Runs inside pi-crust on its OWN realtime gateway (no standalone server): the sidebar Browser activity streams a remote Chromium (via PI_CRUST_BROWSER_CDP_URLconnectOverCDP) over browser:*; attach ack + JPEG frames confirmed end-to-end.

Configuration (env)

  • PI_CRUST_BROWSER_CDP_URL — CDP endpoint of the remote browser to stream (e.g. ws://127.0.0.1:9222/). If unset, the extension launches its own headless Chromium (which still renders + streams normally, no display needed) — but playwright-core ships no browser binary, so a local launch also needs npx playwright install chromium on the host. Pointing at a CDP endpoint is the zero-install path.
  • PI_CRUST_BROWSER_HEADLESS=0 — opt into a visible window (needs an X display). Default is headless.
  • PI_CRUST_BROWSER_SECRET — optional. Live-view tokens are issued by the server and verified by the same process, so this is only needed if you run the token issuer and verifier as separate processes. The inline login card works without it (the tool fetches its token from the server).

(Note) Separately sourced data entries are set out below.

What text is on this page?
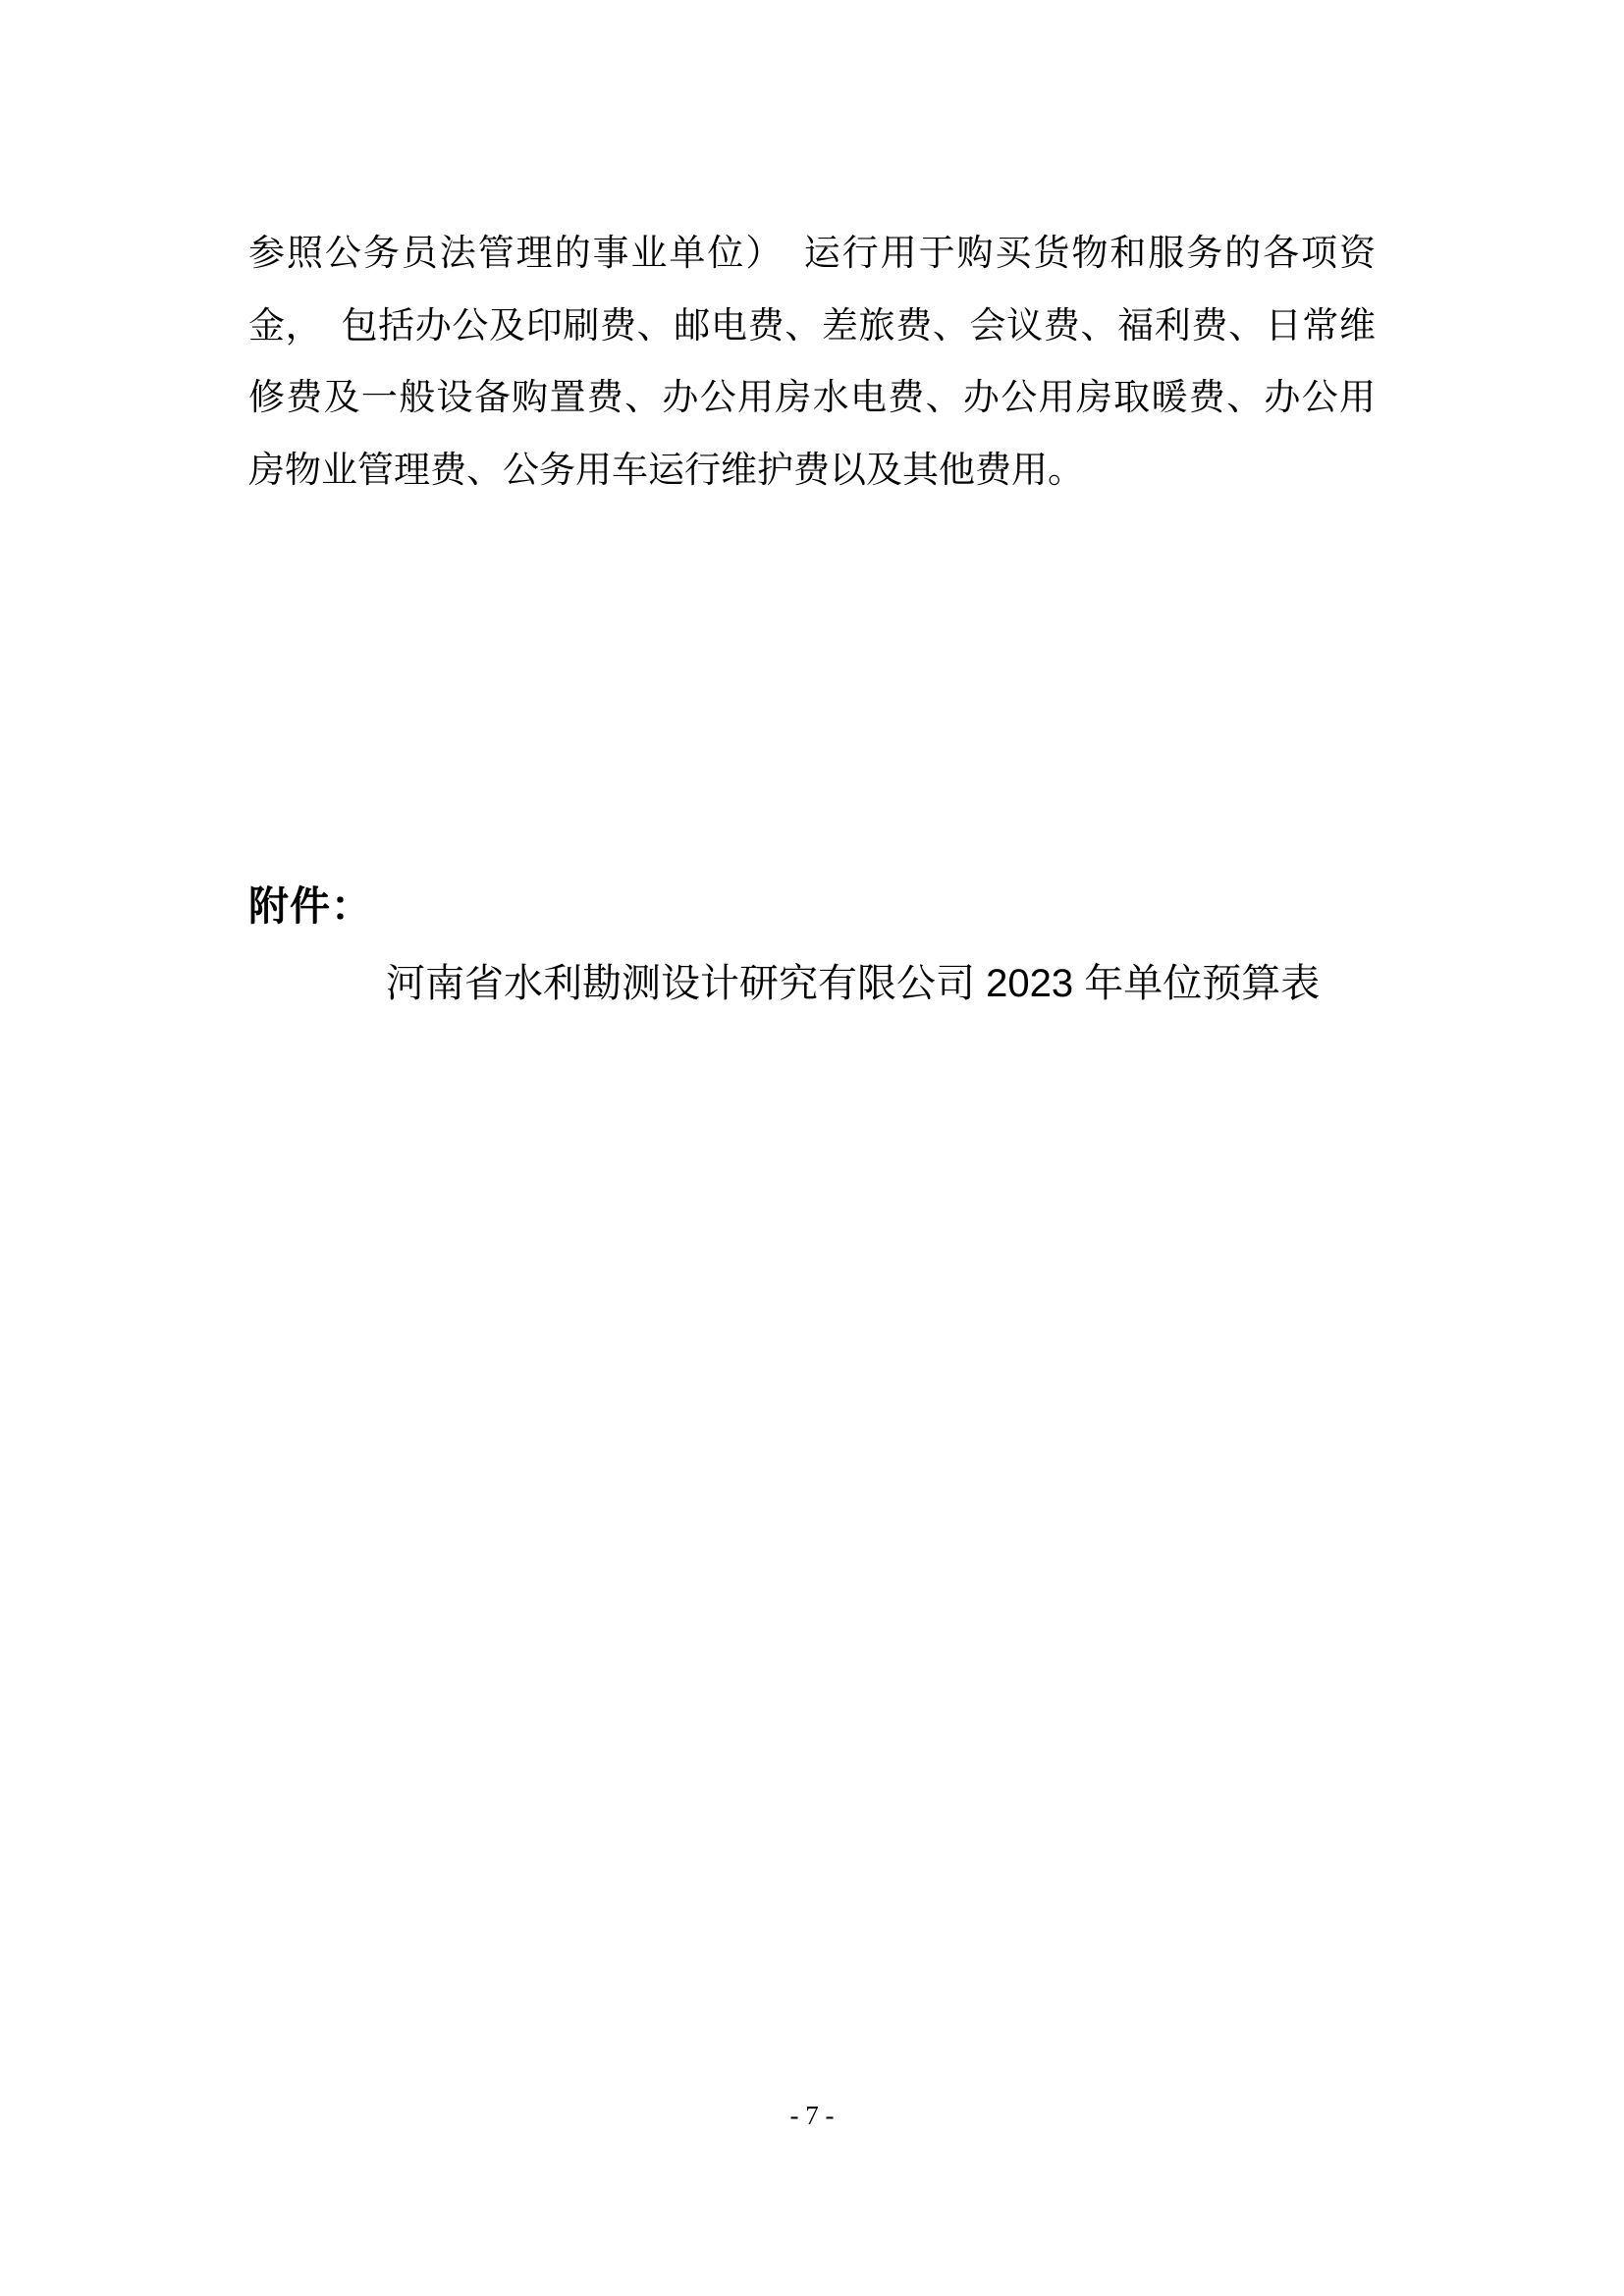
参照公务员法管理的事业单位）　运行用于购买货物和服务的各项资
金，　包括办公及印刷费、邮电费、差旅费、会议费、福利费、日常维
修费及一般设备购置费、办公用房水电费、办公用房取暖费、办公用
房物业管理费、公务用车运行维护费以及其他费用。
附件：
河南省水利勘测设计研究有限公司 2023 年单位预算表
- 7 -
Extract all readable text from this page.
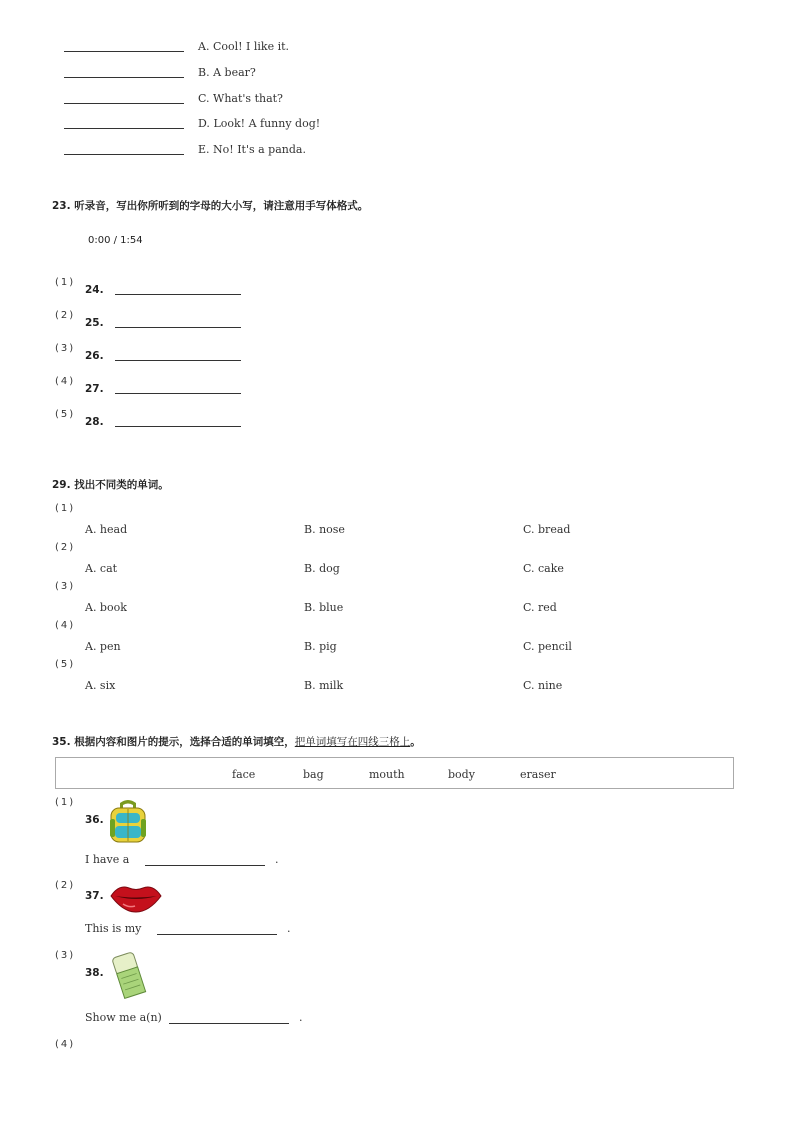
A. Cool! I like it.
B. A bear?
C. What's that?
D. Look! A funny dog!
E. No! It's a panda.
23. 听录音，写出你所听到的字母的大小写，请注意用手写体格式。
0:00 / 1:54
(1)
24.
(2)
25.
(3)
26.
(4)
27.
(5)
28.
29. 找出不同类的单词。
(1)
A. head	B. nose	C. bread
(2)
A. cat	B. dog	C. cake
(3)
A. book	B. blue	C. red
(4)
A. pen	B. pig	C. pencil
(5)
A. six	B. milk	C. nine
35. 根据内容和图片的提示，选择合适的单词填空，把单词填写在四线三格上。
face	bag	mouth	body	eraser
(1)
36.
I have a	.
(2)
37.
This is my	.
(3)
38.
Show me a(n)	.
(4)
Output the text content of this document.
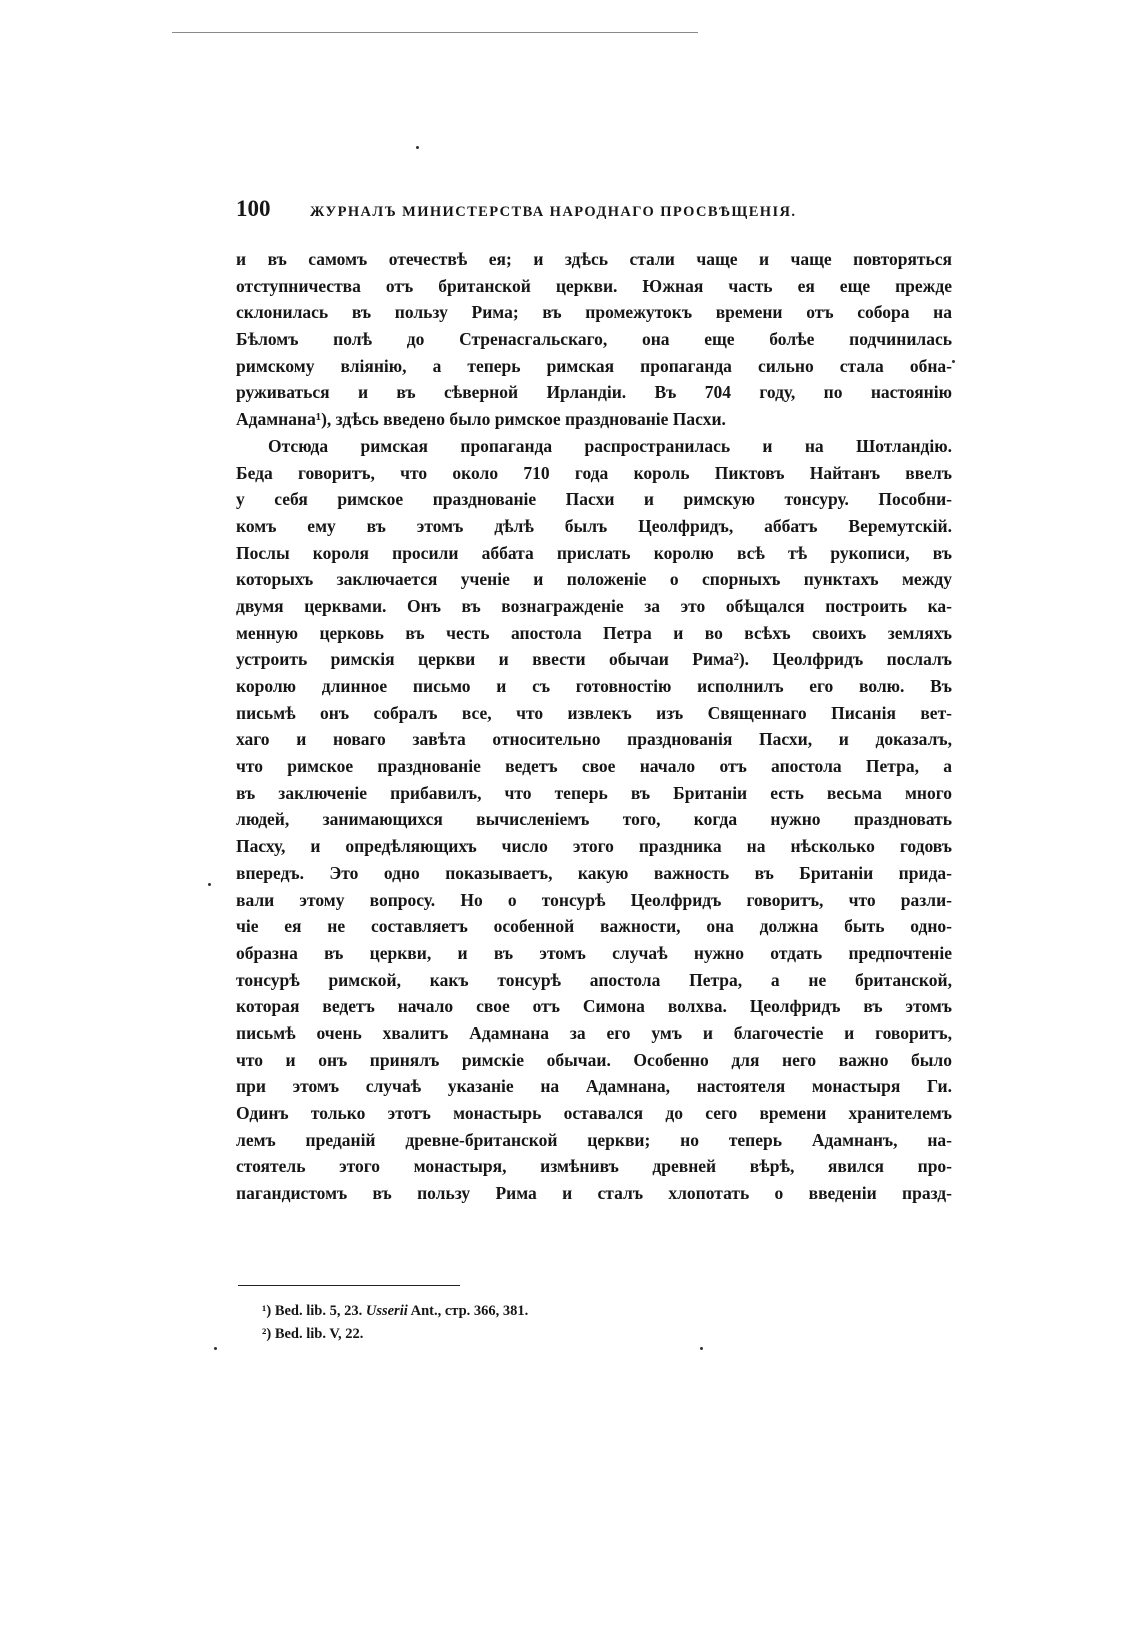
100	ЖУРНАЛЪ МИНИСТЕРСТВА НАРОДНАГО ПРОСВѢЩЕНІЯ.
и въ самомъ отечествѣ ея; и здѣсь стали чаще и чаще повторяться
отступничества отъ британской церкви. Южная часть ея еще прежде
склонилась въ пользу Рима; въ промежутокъ времени отъ собора на
Бѣломъ полѣ до Стренасгальскаго, она еще болѣе подчинилась
римскому вліянію, а теперь римская пропаганда сильно стала обна-
руживаться и въ сѣверной Ирландіи. Въ 704 году, по настоянію
Адамнана¹), здѣсь введено было римское празднованіе Пасхи.
Отсюда римская пропаганда распространилась и на Шотландію.
Беда говоритъ, что около 710 года король Пиктовъ Найтанъ ввелъ
у себя римское празднованіе Пасхи и римскую тонсуру. Пособни-
комъ ему въ этомъ дѣлѣ былъ Цеолфридъ, аббатъ Веремутскій.
Послы короля просили аббата прислать королю всѣ тѣ рукописи, въ
которыхъ заключается ученіе и положеніе о спорныхъ пунктахъ между
двумя церквами. Онъ въ вознагражденіе за это обѣщался построить ка-
менную церковь въ честь апостола Петра и во всѣхъ своихъ земляхъ
устроить римскія церкви и ввести обычаи Рима²). Цеолфридъ послалъ
королю длинное письмо и съ готовностію исполнилъ его волю. Въ
письмѣ онъ собралъ все, что извлекъ изъ Священнаго Писанія вет-
хаго и новаго завѣта относительно празднованія Пасхи, и доказалъ,
что римское празднованіе ведетъ свое начало отъ апостола Петра, а
въ заключеніе прибавилъ, что теперь въ Британіи есть весьма много
людей, занимающихся вычисленіемъ того, когда нужно праздновать
Пасху, и опредѣляющихъ число этого праздника на нѣсколько годовъ
впередъ. Это одно показываетъ, какую важность въ Британіи прида-
вали этому вопросу. Но о тонсурѣ Цеолфридъ говоритъ, что разли-
чіе ея не составляетъ особенной важности, она должна быть одно-
образна въ церкви, и въ этомъ случаѣ нужно отдать предпочтеніе
тонсурѣ римской, какъ тонсурѣ апостола Петра, а не британской,
которая ведетъ начало свое отъ Симона волхва. Цеолфридъ въ этомъ
письмѣ очень хвалитъ Адамнана за его умъ и благочестіе и говоритъ,
что и онъ принялъ римскіе обычаи. Особенно для него важно было
при этомъ случаѣ указаніе на Адамнана, настоятеля монастыря Ги.
Одинъ только этотъ монастырь оставался до сего времени хранителемъ
лемъ преданій древне-британской церкви; но теперь Адамнанъ, на-
стоятель этого монастыря, измѣнивъ древней вѣрѣ, явился про-
пагандистомъ въ пользу Рима и сталъ хлопотать о введеніи празд-
¹) Bed. lib. 5, 23. Usserii Ant., стр. 366, 381.
²) Bed. lib. V, 22.
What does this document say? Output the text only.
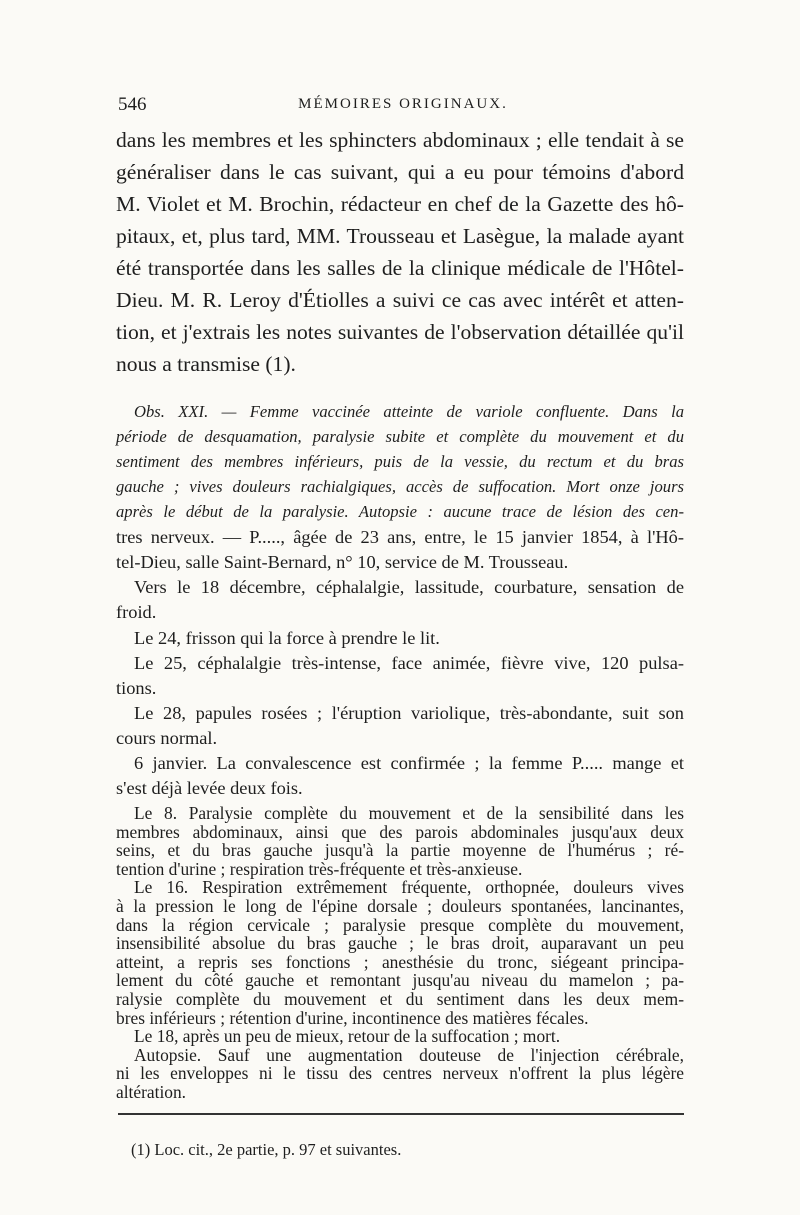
546	MÉMOIRES ORIGINAUX.
dans les membres et les sphincters abdominaux ; elle tendait à se
généraliser dans le cas suivant, qui a eu pour témoins d'abord
M. Violet et M. Brochin, rédacteur en chef de la Gazette des hô-
pitaux, et, plus tard, MM. Trousseau et Lasègue, la malade ayant
été transportée dans les salles de la clinique médicale de l'Hôtel-
Dieu. M. R. Leroy d'Étiolles a suivi ce cas avec intérêt et atten-
tion, et j'extrais les notes suivantes de l'observation détaillée qu'il
nous a transmise (1).
Obs. XXI. — Femme vaccinée atteinte de variole confluente. Dans la
période de desquamation, paralysie subite et complète du mouvement et du
sentiment des membres inférieurs, puis de la vessie, du rectum et du bras
gauche ; vives douleurs rachialgiques, accès de suffocation. Mort onze jours
après le début de la paralysie. Autopsie : aucune trace de lésion des cen-
tres nerveux. — P....., âgée de 23 ans, entre, le 15 janvier 1854, à l'Hô-
tel-Dieu, salle Saint-Bernard, n° 10, service de M. Trousseau.
Vers le 18 décembre, céphalalgie, lassitude, courbature, sensation de
froid.
Le 24, frisson qui la force à prendre le lit.
Le 25, céphalalgie très-intense, face animée, fièvre vive, 120 pulsa-
tions.
Le 28, papules rosées ; l'éruption variolique, très-abondante, suit son
cours normal.
6 janvier. La convalescence est confirmée ; la femme P..... mange et
s'est déjà levée deux fois.
Le 8. Paralysie complète du mouvement et de la sensibilité dans les
membres abdominaux, ainsi que des parois abdominales jusqu'aux deux
seins, et du bras gauche jusqu'à la partie moyenne de l'humérus ; ré-
tention d'urine ; respiration très-fréquente et très-anxieuse.
Le 16. Respiration extrêmement fréquente, orthopnée, douleurs vives
à la pression le long de l'épine dorsale ; douleurs spontanées, lancinantes,
dans la région cervicale ; paralysie presque complète du mouvement,
insensibilité absolue du bras gauche ; le bras droit, auparavant un peu
atteint, a repris ses fonctions ; anesthésie du tronc, siégeant principa-
lement du côté gauche et remontant jusqu'au niveau du mamelon ; pa-
ralysie complète du mouvement et du sentiment dans les deux mem-
bres inférieurs ; rétention d'urine, incontinence des matières fécales.
(1) Loc. cit., 2e partie, p. 97 et suivantes.
Le 18, après un peu de mieux, retour de la suffocation ; mort.
Autopsie. Sauf une augmentation douteuse de l'injection cérébrale,
ni les enveloppes ni le tissu des centres nerveux n'offrent la plus légère
altération.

Full catalog + phasing: docs/ACCEPTANCE-CRITERIA.md (Phase 2 section), docs/TEST-PLAN.md.

Layout

src/core/protocol.ts        wire + service types, typed BrowserError
src/core/input-mapper.ts    pure coord/key mapping (DONE)
src/core/redaction.ts       model-safe snapshot redaction (stub)
src/core/browser-service.ts server-owned browser manager (stub)
test/helpers/fake-cdp-session.ts   FakeCdpSession + FakeCdpFactory + RecordingViewer
test/unit/*.test.ts         RED acceptance tests, named "<ID>: <behavior>"
test/contract|widget|e2e/   it.todo scaffolds keyed to IDs

The real-browser e2e (test/e2e/**) is excluded from the default suite (needs Chromium + Xvfb); wire it into the browser-enabled CI job.

Build order (red → green)

  1. BrowserService against FakeCdpSession (browser-service + handoff green).
  2. redactSnapshot (redaction green).
  3. CDP adapter (src/core/cdp-playwright.ts) — cdp-playwright green (CDP-1/2/3).
  4. Token + transport helpers (live-view-token.ts, transport.ts) — green (SEC-8/DEPLOY-1/2).
  5. Gateway wiring (src/prc/realtime.ts) — browser-gateway green (GW-1/2/3).
  6. Widget transport swap → same-origin browser:* client; fill widget-transport todos.
  7. pi.extensions tools (RPC) + live-view/resume routes → tools it.todos.
  8. Real-browser golden e2e (headless + headful) → CDP-2/4, DEPLOY-1/2.

Every P0 criterion must have a green test in its layer before GA; every 🟢 invariant gets a dedicated regression guard. Track ID → test file in the coverage matrix.